Leg pain or sciatica from a herniated disc is caused by disc material protruding backward and inflaming or compressing a nerve root, which in turn causes pain to radiate along the sciatic nerve.

See Lumbar Herniated Disc: What You Should Know

When a lumbar disc herniates, it leaks some of its jelly-like nucleus into the spinal canal
Watch:
Lumbar Herniated Disc Video

Sciatica Exercises for a Herniated Disc

Specific exercises for leg pain and other symptoms from a lumbar herniated disc are sometimes prescribed according to which positions will cause the symptoms to move from the leg (or foot) and into the low back. This process is called centralization, and is commonly encouraged as part of the McKenzie Method exercise program.

See What is the McKenzie Method for Back Pain and Neck Pain?

For many patients, centralizing low back pain is accomplished by getting into a backwards bending position, called extension exercises or press-ups:

  • The low back is gently placed into extension by lying on the stomach (prone position) and propping the upper body up on the elbows, keeping hips on the floor. This should be started slowly and carefully, since this position may be painful at first.
  • Hold the press-up position initially for 5 seconds, and gradually work up to 30 seconds per repetition. Aim to complete 10 repetitions.

After practicing this exercise, the spine specialist or physical therapist may recommend a more advanced extension:

  • From the prone position, press up on the hands while the pelvis remains in contact with the floor.
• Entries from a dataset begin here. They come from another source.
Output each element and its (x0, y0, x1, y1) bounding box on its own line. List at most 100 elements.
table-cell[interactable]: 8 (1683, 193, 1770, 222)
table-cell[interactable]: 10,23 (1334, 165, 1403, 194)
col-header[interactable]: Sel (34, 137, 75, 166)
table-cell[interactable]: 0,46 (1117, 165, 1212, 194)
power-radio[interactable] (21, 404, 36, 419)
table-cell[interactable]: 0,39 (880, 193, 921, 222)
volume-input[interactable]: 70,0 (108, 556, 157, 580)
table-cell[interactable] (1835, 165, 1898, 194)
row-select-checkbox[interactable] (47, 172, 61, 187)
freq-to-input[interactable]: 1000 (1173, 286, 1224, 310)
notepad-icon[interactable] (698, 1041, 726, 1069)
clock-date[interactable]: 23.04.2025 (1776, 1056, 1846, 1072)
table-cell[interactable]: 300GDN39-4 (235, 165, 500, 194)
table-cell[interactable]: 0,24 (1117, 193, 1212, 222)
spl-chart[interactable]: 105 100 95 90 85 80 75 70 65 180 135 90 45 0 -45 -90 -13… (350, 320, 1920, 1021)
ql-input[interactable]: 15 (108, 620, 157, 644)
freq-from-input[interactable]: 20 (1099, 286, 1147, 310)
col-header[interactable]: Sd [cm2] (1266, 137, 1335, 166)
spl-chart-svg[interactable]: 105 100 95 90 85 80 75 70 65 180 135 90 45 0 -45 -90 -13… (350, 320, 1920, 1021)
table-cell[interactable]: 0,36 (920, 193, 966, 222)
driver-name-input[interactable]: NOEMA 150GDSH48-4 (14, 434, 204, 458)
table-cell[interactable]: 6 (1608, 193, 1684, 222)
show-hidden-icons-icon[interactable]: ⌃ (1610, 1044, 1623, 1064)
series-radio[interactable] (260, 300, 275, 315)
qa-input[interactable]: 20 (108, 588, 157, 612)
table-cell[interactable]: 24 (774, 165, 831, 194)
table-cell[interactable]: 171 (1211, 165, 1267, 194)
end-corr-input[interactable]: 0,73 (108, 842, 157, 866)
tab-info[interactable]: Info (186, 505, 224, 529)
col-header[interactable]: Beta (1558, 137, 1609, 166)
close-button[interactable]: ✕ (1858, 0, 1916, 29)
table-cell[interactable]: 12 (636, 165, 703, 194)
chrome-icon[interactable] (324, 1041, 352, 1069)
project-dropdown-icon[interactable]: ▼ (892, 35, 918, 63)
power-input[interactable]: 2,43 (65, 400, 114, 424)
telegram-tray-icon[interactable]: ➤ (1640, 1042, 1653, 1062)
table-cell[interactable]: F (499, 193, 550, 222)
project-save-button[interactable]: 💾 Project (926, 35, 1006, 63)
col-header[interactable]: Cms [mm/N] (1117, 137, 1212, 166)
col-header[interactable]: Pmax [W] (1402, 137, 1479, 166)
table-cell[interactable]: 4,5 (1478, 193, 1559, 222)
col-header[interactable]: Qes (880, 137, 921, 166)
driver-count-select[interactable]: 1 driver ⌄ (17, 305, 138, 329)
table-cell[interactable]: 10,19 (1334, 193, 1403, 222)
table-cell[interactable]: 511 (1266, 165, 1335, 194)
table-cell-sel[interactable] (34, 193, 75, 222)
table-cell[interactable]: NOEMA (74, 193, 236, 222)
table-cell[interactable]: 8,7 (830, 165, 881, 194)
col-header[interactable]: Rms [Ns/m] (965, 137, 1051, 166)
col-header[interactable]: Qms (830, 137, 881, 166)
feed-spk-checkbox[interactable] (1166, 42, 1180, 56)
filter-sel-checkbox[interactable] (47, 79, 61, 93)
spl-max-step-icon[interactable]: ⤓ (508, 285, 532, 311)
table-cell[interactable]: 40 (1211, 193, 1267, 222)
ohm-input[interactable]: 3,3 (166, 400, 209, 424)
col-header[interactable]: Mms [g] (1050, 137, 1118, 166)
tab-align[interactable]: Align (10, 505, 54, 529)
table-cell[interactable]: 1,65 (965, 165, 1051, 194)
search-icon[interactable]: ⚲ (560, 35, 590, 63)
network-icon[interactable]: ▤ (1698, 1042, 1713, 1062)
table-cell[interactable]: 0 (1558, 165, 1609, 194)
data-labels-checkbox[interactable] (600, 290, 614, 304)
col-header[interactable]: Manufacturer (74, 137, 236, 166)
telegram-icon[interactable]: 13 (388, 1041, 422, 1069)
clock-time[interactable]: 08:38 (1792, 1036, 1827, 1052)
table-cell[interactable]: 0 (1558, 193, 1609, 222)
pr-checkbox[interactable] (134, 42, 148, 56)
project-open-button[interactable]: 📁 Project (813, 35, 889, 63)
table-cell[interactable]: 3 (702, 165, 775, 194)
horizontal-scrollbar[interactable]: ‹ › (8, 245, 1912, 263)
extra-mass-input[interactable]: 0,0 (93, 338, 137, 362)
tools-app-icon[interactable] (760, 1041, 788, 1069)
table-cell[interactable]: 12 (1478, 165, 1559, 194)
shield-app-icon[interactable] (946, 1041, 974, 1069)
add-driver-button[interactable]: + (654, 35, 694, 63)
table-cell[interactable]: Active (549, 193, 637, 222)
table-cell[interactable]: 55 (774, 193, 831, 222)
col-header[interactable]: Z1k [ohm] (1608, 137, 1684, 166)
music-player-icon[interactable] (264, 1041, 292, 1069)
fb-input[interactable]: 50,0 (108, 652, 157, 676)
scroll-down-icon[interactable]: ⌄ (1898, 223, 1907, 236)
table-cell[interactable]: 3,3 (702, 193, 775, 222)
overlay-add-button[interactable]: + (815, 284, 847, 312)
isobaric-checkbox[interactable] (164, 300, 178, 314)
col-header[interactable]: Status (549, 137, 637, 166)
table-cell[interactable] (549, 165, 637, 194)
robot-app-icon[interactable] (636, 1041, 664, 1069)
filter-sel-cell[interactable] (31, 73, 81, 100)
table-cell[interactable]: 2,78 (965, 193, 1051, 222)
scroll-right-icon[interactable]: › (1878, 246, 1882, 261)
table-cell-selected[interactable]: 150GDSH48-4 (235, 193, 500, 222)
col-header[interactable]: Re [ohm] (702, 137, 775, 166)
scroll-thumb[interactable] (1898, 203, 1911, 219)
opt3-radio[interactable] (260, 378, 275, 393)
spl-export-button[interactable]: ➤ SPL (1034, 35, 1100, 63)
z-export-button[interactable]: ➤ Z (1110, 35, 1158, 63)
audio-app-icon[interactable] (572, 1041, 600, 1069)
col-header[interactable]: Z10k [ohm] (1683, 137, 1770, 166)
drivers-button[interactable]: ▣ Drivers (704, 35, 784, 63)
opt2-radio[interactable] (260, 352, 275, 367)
Keep the lower back and buttocks relaxed for a gentle stretch.
  • This position is typically held for 1 second, repeated 10 times.

If lying flat causes too much pain, a similar exercise can be done standing:

  • Place both hands on the hips for support and lean back as far as is comfortable while still feeling the lower back stretch backward. Be sure not to stretch so far that falling is a risk.
  • Hold this position for 5 seconds, gradually working up to holding for 30. Repeat 10 times.

The prone position is usually preferred above a standing position, but it may be advised to begin standing then move to lying down.

These extension exercises are done regularly, about every 2 hours. More importantly, the spine specialist may recommend avoiding bending forward. This position tends to counteract the effects of the extension exercises. The specialist may ask the patient to correct any forward flexed positions immediately by doing an extension exercise.

Article continues below

Advanced Sciatica Exercises for Abdominal Muscles and Back Muscles

As the pain works out of the leg and centralizes in the low back, the exercises typically are advanced to strengthen the low back and abdominal muscles to prevent recurrences of sciatic pain caused by the herniated disc.

See Back Exercises and Abdominal Exercise Recommendations

Low back muscle strengthening exercises:

  • Upper back extension. In the prone position with hands clasped behind the lower back, raise the head and chest slightly while looking at the floor (stay low). Begin by holding position for 5 seconds, and gradually work up to 20 seconds. Aim to complete 8 to 10 repetitions.
  • Prone arm and leg lifts. In the prone position with the head and chest lowered to the floor, lightly raise an arm and opposite leg slowly, with the knee locked, 2 to 3 inches from the floor. Begin by holding position for 5 seconds, and complete 8 to 10 repetitions. As strength builds, aim to hold position for 20 seconds.

See Back Strengthening Exercises

Abdominal muscle strengthening exercises:

  • Curl-ups. For the upper abdominals, lie on the back with knees bent, arms folded across the chest, and the pelvis tilted to flatten the back against the floor. Then lift the head and shoulders from the floor, hold for 2 to 4 seconds, then slowly lower to starting position. As strength builds, aim to complete 2 sets of 10 curls. Do not attempt to lift the head up too high. For neck pain, place the hands behind the head to support the neck.
  • Single leg raise. For the lower abdominals, tighten the lower stomach muscles and slowly raise the straight leg 8 to 12 inches from the floor, keeping the low back held flat against the floor. Hold leg raise for 8 to 10 seconds, then slowly lower to starting position. As strength builds, aim to complete 2 sets of 10 lifts.
  • Water resistance exercise. Water exercises can strengthen the lower abdominal muscles—even just walking in waist-deep water can be helpful for sciatica relief.

    See Water Therapy Exercise Program

Article continues below

It is always recommended to talk with a doctor prior to adding new exercises to a regular routine. A doctor can ensure exercises are effective and safe for a herniated disc, and can provide guidance and modifications if needed.